>January was originally the eleventh month. Spring/March was the beginning of the new year.
>That being said, tomorrow would then be 11/3.
Who Decided January 1st Is the New Year?
(PARTIAL STORY)
The Julian calendar would be co-opted throughout many parts of Europe as the Roman Empire expanded, but its new year’s day didn’t stick everywhere. For much of medieval Christian Europe, Christmas Day, Dec. 25, marked the start of a new year, while in some other countries it fell on March 25, as part of the Feast of the Annunciation.
But the Julian calendar’s 11-minute error would have a cumulative effect over years: by the mid-15th century, it was off the solar cycle by an additional10 days.The Catholic Church noticed this mismatch, and in the 1570s Pope Gregory XIII introduced a new calendar that would address the discrepancy by making it so that no centurial year (i.e. 1700) gets the extra leap day unless the year is divisible by 400 (i.e. 2000). The Gregorian calendar also formalized Jan. 1 as the start of every new year.
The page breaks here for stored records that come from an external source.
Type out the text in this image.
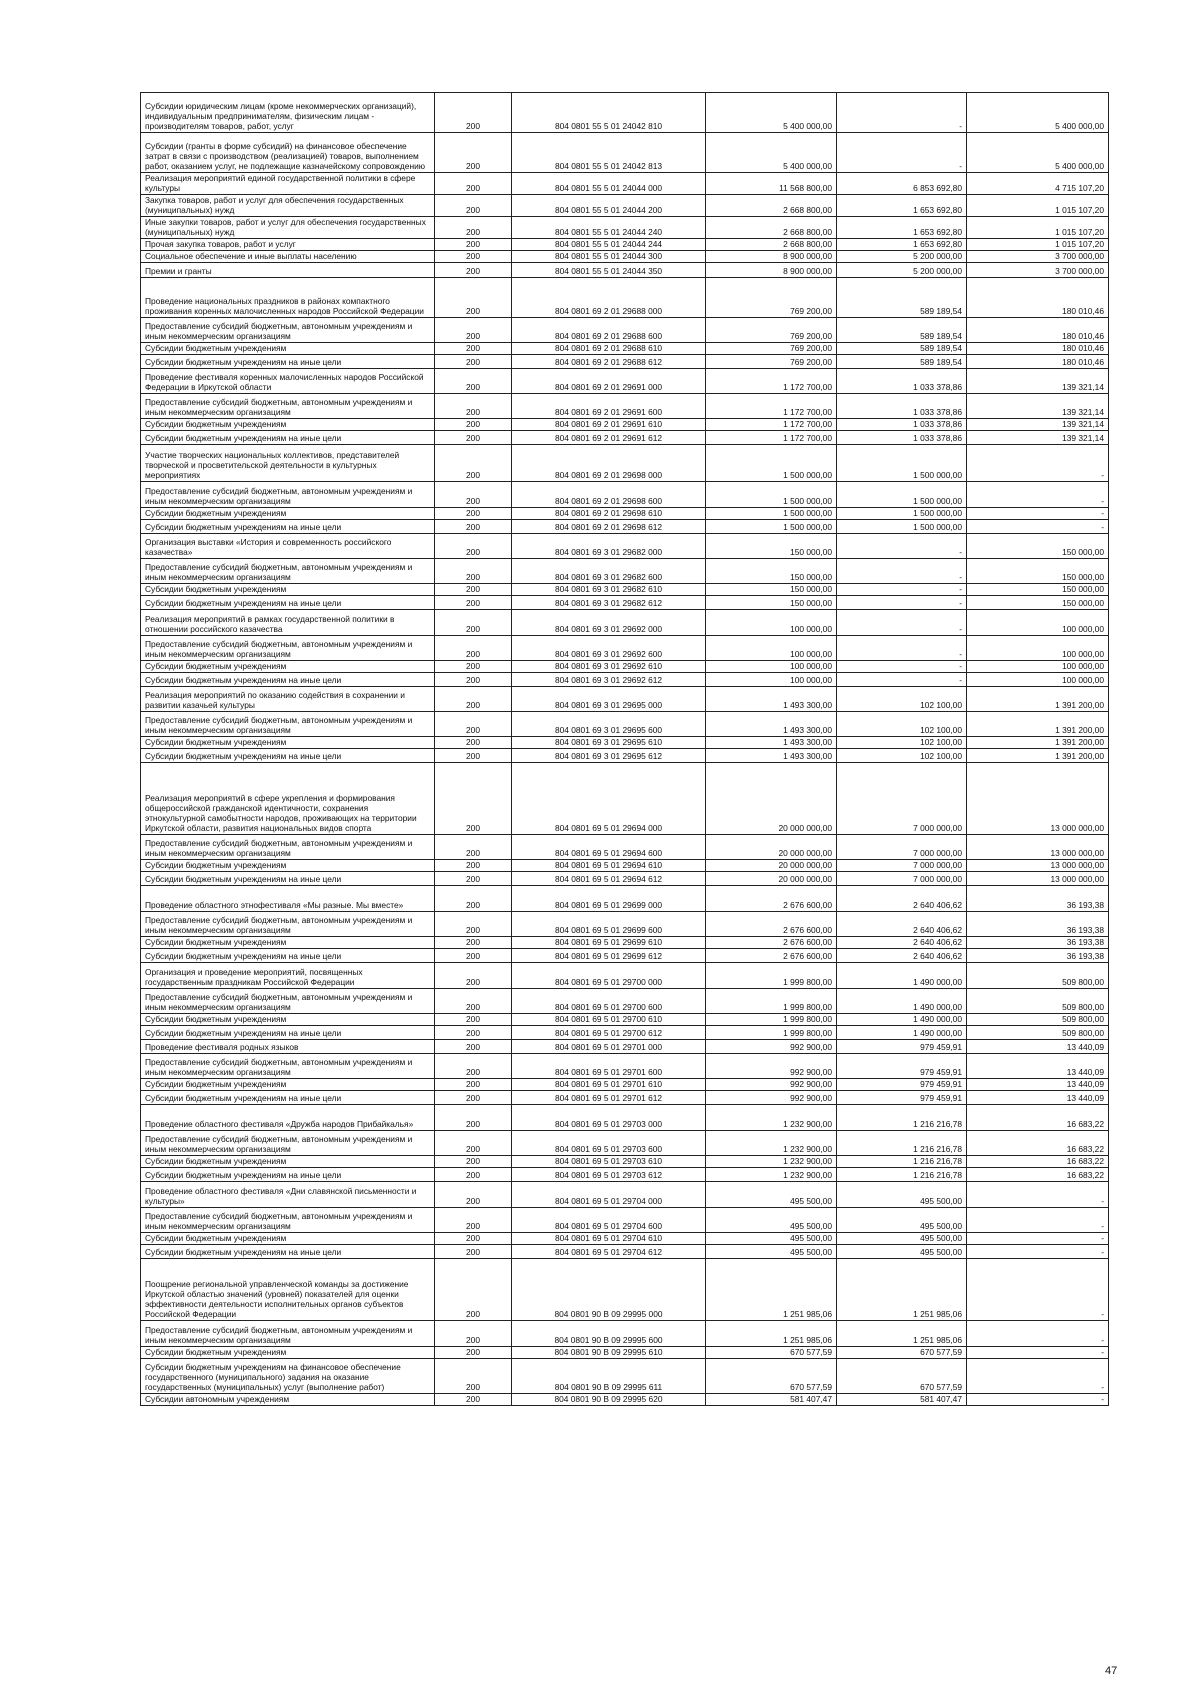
Субсидии юридическим лицам (кроме некоммерческих организаций), индивидуальным предпринимателям, физическим лицам - производителям товаров, работ, услуг	200	804 0801 55 5 01 24042 810	5 400 000,00	-	5 400 000,00
Субсидии (гранты в форме субсидий) на финансовое обеспечение затрат в связи с производством (реализацией) товаров, выполнением работ, оказанием услуг, не подлежащие казначейскому сопровождению	200	804 0801 55 5 01 24042 813	5 400 000,00	-	5 400 000,00
Реализация мероприятий единой государственной политики в сфере культуры	200	804 0801 55 5 01 24044 000	11 568 800,00	6 853 692,80	4 715 107,20
Закупка товаров, работ и услуг для обеспечения государственных (муниципальных) нужд	200	804 0801 55 5 01 24044 200	2 668 800,00	1 653 692,80	1 015 107,20
Иные закупки товаров, работ и услуг для обеспечения государственных (муниципальных) нужд	200	804 0801 55 5 01 24044 240	2 668 800,00	1 653 692,80	1 015 107,20
Прочая закупка товаров, работ и услуг	200	804 0801 55 5 01 24044 244	2 668 800,00	1 653 692,80	1 015 107,20
Социальное обеспечение и иные выплаты населению	200	804 0801 55 5 01 24044 300	8 900 000,00	5 200 000,00	3 700 000,00
Премии и гранты	200	804 0801 55 5 01 24044 350	8 900 000,00	5 200 000,00	3 700 000,00
Проведение национальных праздников в районах компактного проживания коренных малочисленных народов Российской Федерации	200	804 0801 69 2 01 29688 000	769 200,00	589 189,54	180 010,46
Предоставление субсидий бюджетным, автономным учреждениям и иным некоммерческим организациям	200	804 0801 69 2 01 29688 600	769 200,00	589 189,54	180 010,46
Субсидии бюджетным учреждениям	200	804 0801 69 2 01 29688 610	769 200,00	589 189,54	180 010,46
Субсидии бюджетным учреждениям на иные цели	200	804 0801 69 2 01 29688 612	769 200,00	589 189,54	180 010,46
Проведение фестиваля коренных малочисленных народов Российской Федерации в Иркутской области	200	804 0801 69 2 01 29691 000	1 172 700,00	1 033 378,86	139 321,14
Предоставление субсидий бюджетным, автономным учреждениям и иным некоммерческим организациям	200	804 0801 69 2 01 29691 600	1 172 700,00	1 033 378,86	139 321,14
Субсидии бюджетным учреждениям	200	804 0801 69 2 01 29691 610	1 172 700,00	1 033 378,86	139 321,14
Субсидии бюджетным учреждениям на иные цели	200	804 0801 69 2 01 29691 612	1 172 700,00	1 033 378,86	139 321,14
Участие творческих национальных коллективов, представителей творческой и просветительской деятельности в культурных мероприятиях	200	804 0801 69 2 01 29698 000	1 500 000,00	1 500 000,00	-
Предоставление субсидий бюджетным, автономным учреждениям и иным некоммерческим организациям	200	804 0801 69 2 01 29698 600	1 500 000,00	1 500 000,00	-
Субсидии бюджетным учреждениям	200	804 0801 69 2 01 29698 610	1 500 000,00	1 500 000,00	-
Субсидии бюджетным учреждениям на иные цели	200	804 0801 69 2 01 29698 612	1 500 000,00	1 500 000,00	-
Организация выставки «История и современность российского казачества»	200	804 0801 69 3 01 29682 000	150 000,00	-	150 000,00
Предоставление субсидий бюджетным, автономным учреждениям и иным некоммерческим организациям	200	804 0801 69 3 01 29682 600	150 000,00	-	150 000,00
Субсидии бюджетным учреждениям	200	804 0801 69 3 01 29682 610	150 000,00	-	150 000,00
Субсидии бюджетным учреждениям на иные цели	200	804 0801 69 3 01 29682 612	150 000,00	-	150 000,00
Реализация мероприятий в рамках государственной политики в отношении российского казачества	200	804 0801 69 3 01 29692 000	100 000,00	-	100 000,00
Предоставление субсидий бюджетным, автономным учреждениям и иным некоммерческим организациям	200	804 0801 69 3 01 29692 600	100 000,00	-	100 000,00
Субсидии бюджетным учреждениям	200	804 0801 69 3 01 29692 610	100 000,00	-	100 000,00
Субсидии бюджетным учреждениям на иные цели	200	804 0801 69 3 01 29692 612	100 000,00	-	100 000,00
Реализация мероприятий по оказанию содействия в сохранении и развитии казачьей культуры	200	804 0801 69 3 01 29695 000	1 493 300,00	102 100,00	1 391 200,00
Предоставление субсидий бюджетным, автономным учреждениям и иным некоммерческим организациям	200	804 0801 69 3 01 29695 600	1 493 300,00	102 100,00	1 391 200,00
Субсидии бюджетным учреждениям	200	804 0801 69 3 01 29695 610	1 493 300,00	102 100,00	1 391 200,00
Субсидии бюджетным учреждениям на иные цели	200	804 0801 69 3 01 29695 612	1 493 300,00	102 100,00	1 391 200,00
Реализация мероприятий в сфере укрепления и формирования общероссийской гражданской идентичности, сохранения этнокультурной самобытности народов, проживающих на территории Иркутской области, развития национальных видов спорта	200	804 0801 69 5 01 29694 000	20 000 000,00	7 000 000,00	13 000 000,00
Предоставление субсидий бюджетным, автономным учреждениям и иным некоммерческим организациям	200	804 0801 69 5 01 29694 600	20 000 000,00	7 000 000,00	13 000 000,00
Субсидии бюджетным учреждениям	200	804 0801 69 5 01 29694 610	20 000 000,00	7 000 000,00	13 000 000,00
Субсидии бюджетным учреждениям на иные цели	200	804 0801 69 5 01 29694 612	20 000 000,00	7 000 000,00	13 000 000,00
Проведение областного этнофестиваля «Мы разные. Мы вместе»	200	804 0801 69 5 01 29699 000	2 676 600,00	2 640 406,62	36 193,38
Предоставление субсидий бюджетным, автономным учреждениям и иным некоммерческим организациям	200	804 0801 69 5 01 29699 600	2 676 600,00	2 640 406,62	36 193,38
Субсидии бюджетным учреждениям	200	804 0801 69 5 01 29699 610	2 676 600,00	2 640 406,62	36 193,38
Субсидии бюджетным учреждениям на иные цели	200	804 0801 69 5 01 29699 612	2 676 600,00	2 640 406,62	36 193,38
Организация и проведение мероприятий, посвященных государственным праздникам Российской Федерации	200	804 0801 69 5 01 29700 000	1 999 800,00	1 490 000,00	509 800,00
Предоставление субсидий бюджетным, автономным учреждениям и иным некоммерческим организациям	200	804 0801 69 5 01 29700 600	1 999 800,00	1 490 000,00	509 800,00
Субсидии бюджетным учреждениям	200	804 0801 69 5 01 29700 610	1 999 800,00	1 490 000,00	509 800,00
Субсидии бюджетным учреждениям на иные цели	200	804 0801 69 5 01 29700 612	1 999 800,00	1 490 000,00	509 800,00
Проведение фестиваля родных языков	200	804 0801 69 5 01 29701 000	992 900,00	979 459,91	13 440,09
Предоставление субсидий бюджетным, автономным учреждениям и иным некоммерческим организациям	200	804 0801 69 5 01 29701 600	992 900,00	979 459,91	13 440,09
Субсидии бюджетным учреждениям	200	804 0801 69 5 01 29701 610	992 900,00	979 459,91	13 440,09
Субсидии бюджетным учреждениям на иные цели	200	804 0801 69 5 01 29701 612	992 900,00	979 459,91	13 440,09
Проведение областного фестиваля «Дружба народов Прибайкалья»	200	804 0801 69 5 01 29703 000	1 232 900,00	1 216 216,78	16 683,22
Предоставление субсидий бюджетным, автономным учреждениям и иным некоммерческим организациям	200	804 0801 69 5 01 29703 600	1 232 900,00	1 216 216,78	16 683,22
Субсидии бюджетным учреждениям	200	804 0801 69 5 01 29703 610	1 232 900,00	1 216 216,78	16 683,22
Субсидии бюджетным учреждениям на иные цели	200	804 0801 69 5 01 29703 612	1 232 900,00	1 216 216,78	16 683,22
Проведение областного фестиваля «Дни славянской письменности и культуры»	200	804 0801 69 5 01 29704 000	495 500,00	495 500,00	-
Предоставление субсидий бюджетным, автономным учреждениям и иным некоммерческим организациям	200	804 0801 69 5 01 29704 600	495 500,00	495 500,00	-
Субсидии бюджетным учреждениям	200	804 0801 69 5 01 29704 610	495 500,00	495 500,00	-
Субсидии бюджетным учреждениям на иные цели	200	804 0801 69 5 01 29704 612	495 500,00	495 500,00	-
Поощрение региональной управленческой команды за достижение Иркутской областью значений (уровней) показателей для оценки эффективности деятельности исполнительных органов субъектов Российской Федерации	200	804 0801 90 В 09 29995 000	1 251 985,06	1 251 985,06	-
Предоставление субсидий бюджетным, автономным учреждениям и иным некоммерческим организациям	200	804 0801 90 В 09 29995 600	1 251 985,06	1 251 985,06	-
Субсидии бюджетным учреждениям	200	804 0801 90 В 09 29995 610	670 577,59	670 577,59	-
Субсидии бюджетным учреждениям на финансовое обеспечение государственного (муниципального) задания на оказание государственных (муниципальных) услуг (выполнение работ)	200	804 0801 90 В 09 29995 611	670 577,59	670 577,59	-
Субсидии автономным учреждениям	200	804 0801 90 В 09 29995 620	581 407,47	581 407,47	-
47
Much of the world came to accept the Gregorian calendar, noted for its accuracy. Still, Great Britain and its American colonies did not quickly adopt it, refusing to recognize the authority of the Pope. For nearly 200 years, Britons used both calendars and dated documents twice. By 1752, however, the two calendars were off by 11 days, and Parliament in London relented to abandoning the Julian calendar.